Relaxation of Chemical Reactions to Stationary States in the Chemical Affinities Space

TL;DR

This paper investigates how chemical systems relax to steady states in the chemical affinities space, revealing different behaviors inside and outside the Onsager region and deriving nonlinear closure equations.

Contribution

It introduces a geometric framework for chemical relaxation, deriving the affine connection and nonlinear closure equations near steady states, extending understanding beyond the Onsager region.

Findings

Relaxation follows a straight line in the Onsager region.

Out of the Onsager region, evolution aligns with the shortest path projections.

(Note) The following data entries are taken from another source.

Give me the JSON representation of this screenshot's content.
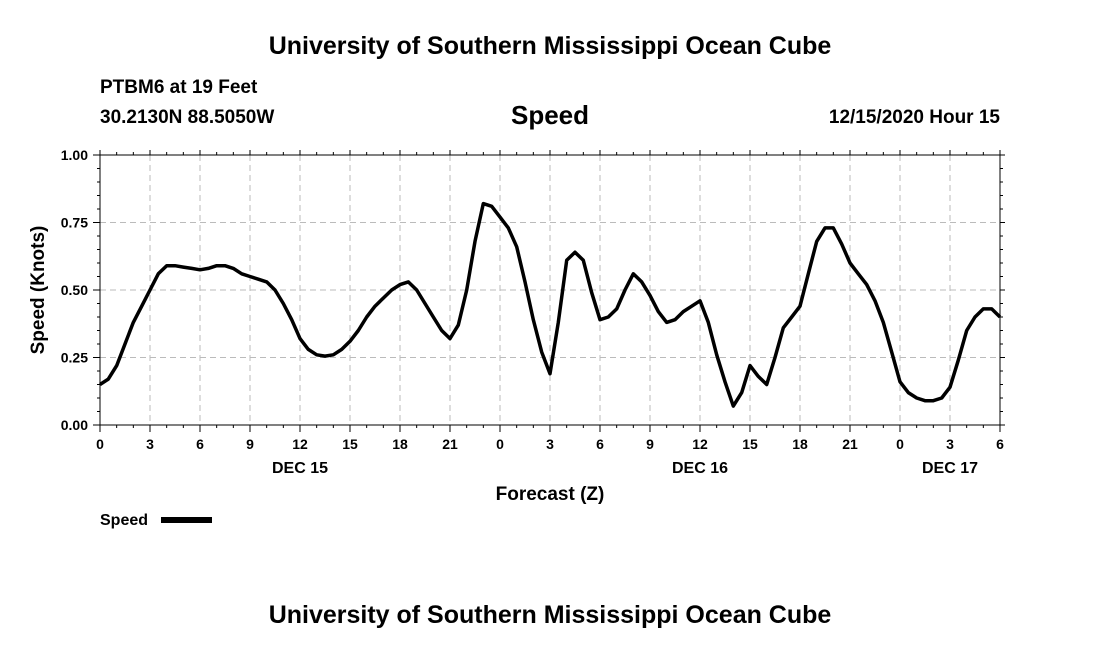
{
  "header": {
    "top_title": "University of Southern Mississippi Ocean Cube",
    "station": "PTBM6 at 19 Feet",
    "location": "30.2130N 88.5050W",
    "timestamp": "12/15/2020 Hour 15",
    "bottom_title": "University of Southern Mississippi Ocean Cube"
  },
  "chart_data": {
    "type": "line",
    "title": "Speed",
    "xlabel": "Forecast (Z)",
    "ylabel": "Speed (Knots)",
    "xlim": [
      0,
      54
    ],
    "ylim": [
      0,
      1
    ],
    "y_ticks": [
      "0.00",
      "0.25",
      "0.50",
      "0.75",
      "1.00"
    ],
    "x_tick_labels": [
      "0",
      "3",
      "6",
      "9",
      "12",
      "15",
      "18",
      "21",
      "0",
      "3",
      "6",
      "9",
      "12",
      "15",
      "18",
      "21",
      "0",
      "3",
      "6"
    ],
    "date_labels": [
      {
        "label": "DEC 15",
        "hour": 12
      },
      {
        "label": "DEC 16",
        "hour": 36
      },
      {
        "label": "DEC 17",
        "hour": 51
      }
    ],
    "grid": true,
    "legend": {
      "label": "Speed",
      "placement": "bottom-left"
    },
    "series": [
      {
        "name": "Speed",
        "x": [
          0,
          0.5,
          1,
          1.5,
          2,
          2.5,
          3,
          3.5,
          4,
          4.5,
          5,
          5.5,
          6,
          6.5,
          7,
          7.5,
          8,
          8.5,
          9,
          9.5,
          10,
          10.5,
          11,
          11.5,
          12,
          12.5,
          13,
          13.5,
          14,
          14.5,
          15,
          15.5,
          16,
          16.5,
          17,
          17.5,
          18,
          18.5,
          19,
          19.5,
          20,
          20.5,
          21,
          21.5,
          22,
          22.5,
          23,
          23.5,
          24,
          24.5,
          25,
          25.5,
          26,
          26.5,
          27,
          27.5,
          28,
          28.5,
          29,
          29.5,
          30,
          30.5,
          31,
          31.5,
          32,
          32.5,
          33,
          33.5,
          34,
          34.5,
          35,
          35.5,
          36,
          36.5,
          37,
          37.5,
          38,
          38.5,
          39,
          39.5,
          40,
          40.5,
          41,
          41.5,
          42,
          42.5,
          43,
          43.5,
          44,
          44.5,
          45,
          45.5,
          46,
          46.5,
          47,
          47.5,
          48,
          48.5,
          49,
          49.5,
          50,
          50.5,
          51,
          51.5,
          52,
          52.5,
          53,
          53.5,
          54
        ],
        "values": [
          0.15,
          0.17,
          0.22,
          0.3,
          0.38,
          0.44,
          0.5,
          0.56,
          0.59,
          0.59,
          0.585,
          0.58,
          0.575,
          0.58,
          0.59,
          0.59,
          0.58,
          0.56,
          0.55,
          0.54,
          0.53,
          0.5,
          0.45,
          0.39,
          0.32,
          0.28,
          0.26,
          0.255,
          0.26,
          0.28,
          0.31,
          0.35,
          0.4,
          0.44,
          0.47,
          0.5,
          0.52,
          0.53,
          0.5,
          0.45,
          0.4,
          0.35,
          0.32,
          0.37,
          0.5,
          0.68,
          0.82,
          0.81,
          0.77,
          0.73,
          0.66,
          0.53,
          0.39,
          0.27,
          0.19,
          0.38,
          0.61,
          0.64,
          0.61,
          0.49,
          0.39,
          0.4,
          0.43,
          0.5,
          0.56,
          0.53,
          0.48,
          0.42,
          0.38,
          0.39,
          0.42,
          0.44,
          0.46,
          0.38,
          0.26,
          0.16,
          0.07,
          0.12,
          0.22,
          0.18,
          0.15,
          0.25,
          0.36,
          0.4,
          0.44,
          0.56,
          0.68,
          0.73,
          0.73,
          0.67,
          0.6,
          0.56,
          0.52,
          0.46,
          0.38,
          0.27,
          0.16,
          0.12,
          0.1,
          0.09,
          0.09,
          0.1,
          0.14,
          0.24,
          0.35,
          0.4,
          0.43,
          0.43,
          0.4
        ]
      }
    ]
  }
}
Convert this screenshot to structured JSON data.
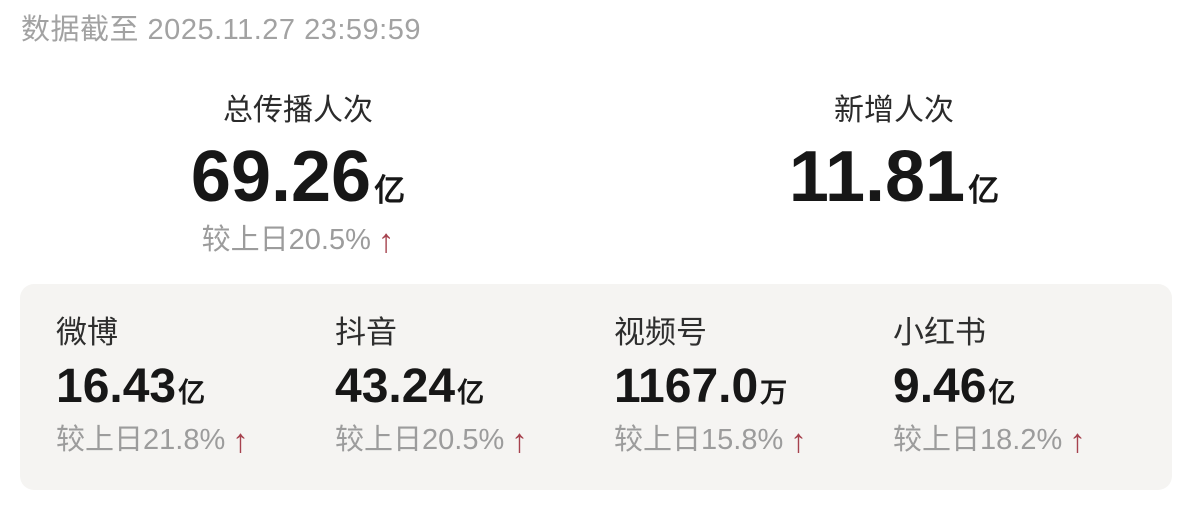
{
  "page": {
    "timestamp": "数据截至 2025.11.27 23:59:59"
  },
  "colors": {
    "arrow_red": "#a6424e",
    "panel_bg": "#f5f4f2",
    "text_dark": "#171717",
    "text_gray": "#9c9c9c"
  },
  "summary": {
    "total": {
      "label": "总传播人次",
      "value": "69.26",
      "unit": "亿",
      "delta_text": "较上日20.5%",
      "arrow": "↑"
    },
    "new": {
      "label": "新增人次",
      "value": "11.81",
      "unit": "亿"
    }
  },
  "platforms": [
    {
      "label": "微博",
      "value": "16.43",
      "unit": "亿",
      "delta_text": "较上日21.8%",
      "arrow": "↑"
    },
    {
      "label": "抖音",
      "value": "43.24",
      "unit": "亿",
      "delta_text": "较上日20.5%",
      "arrow": "↑"
    },
    {
      "label": "视频号",
      "value": "1167.0",
      "unit": "万",
      "delta_text": "较上日15.8%",
      "arrow": "↑"
    },
    {
      "label": "小红书",
      "value": "9.46",
      "unit": "亿",
      "delta_text": "较上日18.2%",
      "arrow": "↑"
    }
  ]
}
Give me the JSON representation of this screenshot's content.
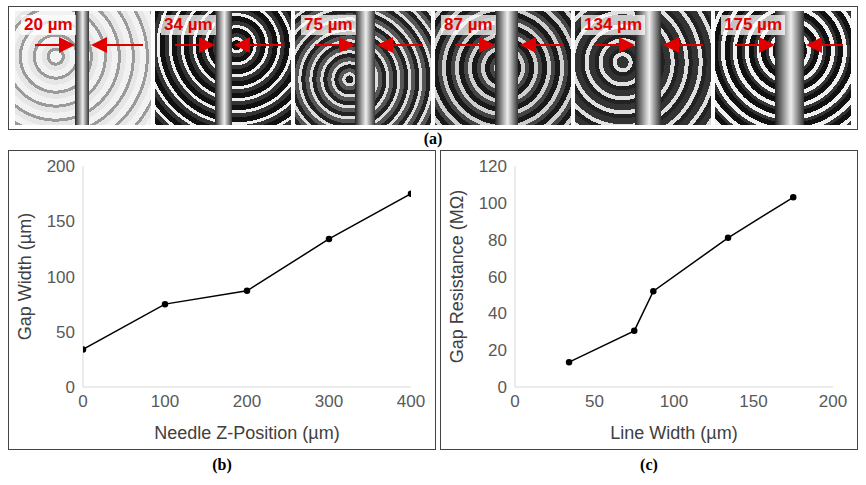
{
  "image_strip": {
    "panel_label": "(a)",
    "gap_labels": [
      "20 µm",
      "34 µm",
      "75 µm",
      "87 µm",
      "134 µm",
      "175 µm"
    ]
  },
  "chart_data": [
    {
      "type": "line",
      "panel_label": "(b)",
      "x_label": "Needle Z-Position (µm)",
      "y_label": "Gap Width (µm)",
      "x": [
        0,
        100,
        200,
        300,
        400
      ],
      "values": [
        34,
        75,
        87,
        134,
        175
      ],
      "color": "#000000",
      "marker": "circle",
      "xlim": [
        0,
        400
      ],
      "xticks": [
        0,
        100,
        200,
        300,
        400
      ],
      "ylim": [
        0,
        200
      ],
      "yticks": [
        0,
        50,
        100,
        150,
        200
      ],
      "grid": false
    },
    {
      "type": "line",
      "panel_label": "(c)",
      "x_label": "Line Width (µm)",
      "y_label": "Gap Resistance (MΩ)",
      "x": [
        34,
        75,
        87,
        134,
        175
      ],
      "values": [
        13.5,
        30.5,
        52,
        81,
        103
      ],
      "color": "#000000",
      "marker": "circle",
      "xlim": [
        0,
        200
      ],
      "xticks": [
        0,
        50,
        100,
        150,
        200
      ],
      "ylim": [
        0,
        120
      ],
      "yticks": [
        0,
        20,
        40,
        60,
        80,
        100,
        120
      ],
      "grid": false
    }
  ]
}
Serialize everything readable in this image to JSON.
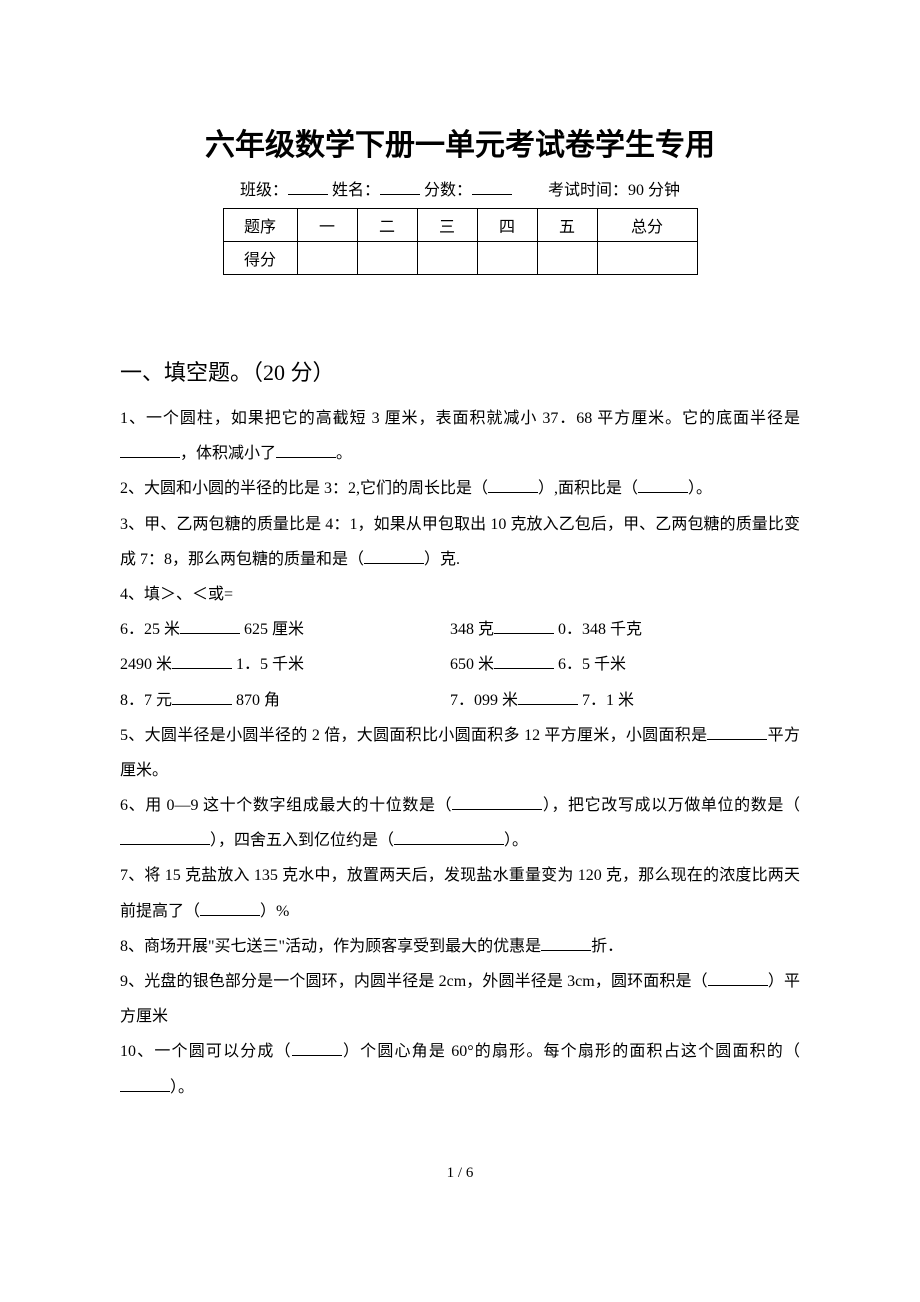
{
  "title": "六年级数学下册一单元考试卷学生专用",
  "info": {
    "class_label": "班级：",
    "name_label": "姓名：",
    "score_label": "分数：",
    "time_label": "考试时间：90 分钟"
  },
  "score_table": {
    "row1": [
      "题序",
      "一",
      "二",
      "三",
      "四",
      "五",
      "总分"
    ],
    "row2_label": "得分"
  },
  "section1": {
    "heading": "一、填空题。（20 分）",
    "q1": {
      "a": "1、一个圆柱，如果把它的高截短 3 厘米，表面积就减小 37．68 平方厘米。它的底面半径是",
      "b": "，体积减小了",
      "c": "。"
    },
    "q2": {
      "a": "2、大圆和小圆的半径的比是 3：2,它们的周长比是（",
      "b": "）,面积比是（",
      "c": "）。"
    },
    "q3": {
      "a": "3、甲、乙两包糖的质量比是 4：1，如果从甲包取出 10 克放入乙包后，甲、乙两包糖的质量比变成 7：8，那么两包糖的质量和是（",
      "b": "）克."
    },
    "q4": {
      "intro": "4、填＞、＜或=",
      "r1l_a": "6．25 米",
      "r1l_b": " 625 厘米",
      "r1r_a": "348 克",
      "r1r_b": " 0．348 千克",
      "r2l_a": "2490 米",
      "r2l_b": " 1．5 千米",
      "r2r_a": "650 米",
      "r2r_b": " 6．5 千米",
      "r3l_a": "8．7 元",
      "r3l_b": " 870 角",
      "r3r_a": "7．099 米",
      "r3r_b": " 7．1 米"
    },
    "q5": {
      "a": "5、大圆半径是小圆半径的 2 倍，大圆面积比小圆面积多 12 平方厘米，小圆面积是",
      "b": "平方厘米。"
    },
    "q6": {
      "a": "6、用 0—9 这十个数字组成最大的十位数是（",
      "b": "），把它改写成以万做单位的数是（",
      "c": "），四舍五入到亿位约是（",
      "d": "）。"
    },
    "q7": {
      "a": "7、将 15 克盐放入 135 克水中，放置两天后，发现盐水重量变为 120 克，那么现在的浓度比两天前提高了（",
      "b": "）%"
    },
    "q8": {
      "a": "8、商场开展\"买七送三\"活动，作为顾客享受到最大的优惠是",
      "b": "折．"
    },
    "q9": {
      "a": "9、光盘的银色部分是一个圆环，内圆半径是 2cm，外圆半径是 3cm，圆环面积是（",
      "b": "）平方厘米"
    },
    "q10": {
      "a": "10、一个圆可以分成（",
      "b": "）个圆心角是 60°的扇形。每个扇形的面积占这个圆面积的（",
      "c": "）。"
    }
  },
  "page_num": "1 / 6"
}
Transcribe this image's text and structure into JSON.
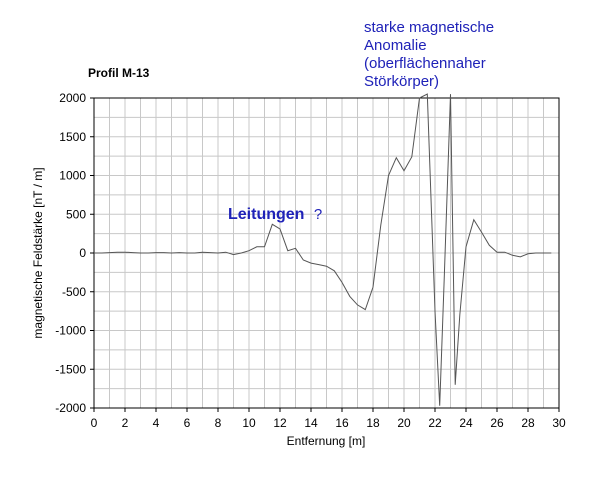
{
  "chart_data": {
    "type": "line",
    "title": "Profil M-13",
    "xlabel": "Entfernung [m]",
    "ylabel": "magnetische Feldstärke [nT / m]",
    "xlim": [
      0,
      30
    ],
    "ylim": [
      -2000,
      2000
    ],
    "x_ticks": [
      0,
      2,
      4,
      6,
      8,
      10,
      12,
      14,
      16,
      18,
      20,
      22,
      24,
      26,
      28,
      30
    ],
    "y_ticks": [
      -2000,
      -1500,
      -1000,
      -500,
      0,
      500,
      1000,
      1500,
      2000
    ],
    "grid": true,
    "series": [
      {
        "color": "#555555",
        "x": [
          0,
          0.5,
          1,
          1.5,
          2,
          2.5,
          3,
          3.5,
          4,
          4.5,
          5,
          5.5,
          6,
          6.5,
          7,
          7.5,
          8,
          8.5,
          9,
          9.5,
          10,
          10.5,
          11,
          11.5,
          12,
          12.5,
          13,
          13.5,
          14,
          14.5,
          15,
          15.5,
          16,
          16.5,
          17,
          17.5,
          18,
          18.5,
          19,
          19.5,
          20,
          20.5,
          21,
          21.5,
          22,
          22.3,
          22.6,
          23,
          23.3,
          23.6,
          24,
          24.5,
          25,
          25.5,
          26,
          26.5,
          27,
          27.5,
          28,
          28.5,
          29,
          29.5
        ],
        "y": [
          0,
          0,
          5,
          10,
          10,
          5,
          0,
          0,
          5,
          5,
          0,
          5,
          0,
          0,
          10,
          5,
          0,
          10,
          -20,
          0,
          30,
          80,
          80,
          370,
          310,
          30,
          60,
          -90,
          -130,
          -150,
          -170,
          -230,
          -380,
          -560,
          -670,
          -730,
          -440,
          360,
          1000,
          1230,
          1060,
          1240,
          2000,
          2050,
          -750,
          -1970,
          -300,
          2050,
          -1700,
          -800,
          80,
          430,
          270,
          100,
          10,
          10,
          -30,
          -50,
          -10,
          0,
          0,
          0
        ]
      }
    ],
    "annotations": [
      {
        "text": "Leitungen",
        "suffix": "?"
      },
      {
        "lines": [
          "starke magnetische",
          "Anomalie",
          "(oberflächennaher",
          "Störkörper)"
        ]
      }
    ]
  }
}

Derived the affine connection and nonlinear closure equations for thermodynamic forces.

Abstract

Using the mass balance equations for chemical reactions, we show how the system relaxes towards a steady state in and out of the Onsager region. In the chemical affinities space, after fast transients, the relaxation process is a straight line when operating in the Onsager region, while out of this regime, the evolution of the system is such that the projections of the evolution equations for the forces and the shortest path on the flows coincide. For spatially-extended systems, similar results are valid for the evolution of the thermodynamic mode (i.e., the mode with wave-number k = 0). These results allow us to obtain the expression for the affine connection of the space covered by the thermodynamic forces, close to the steady states. Through the affine connection, the nonlinear closure equations are derived.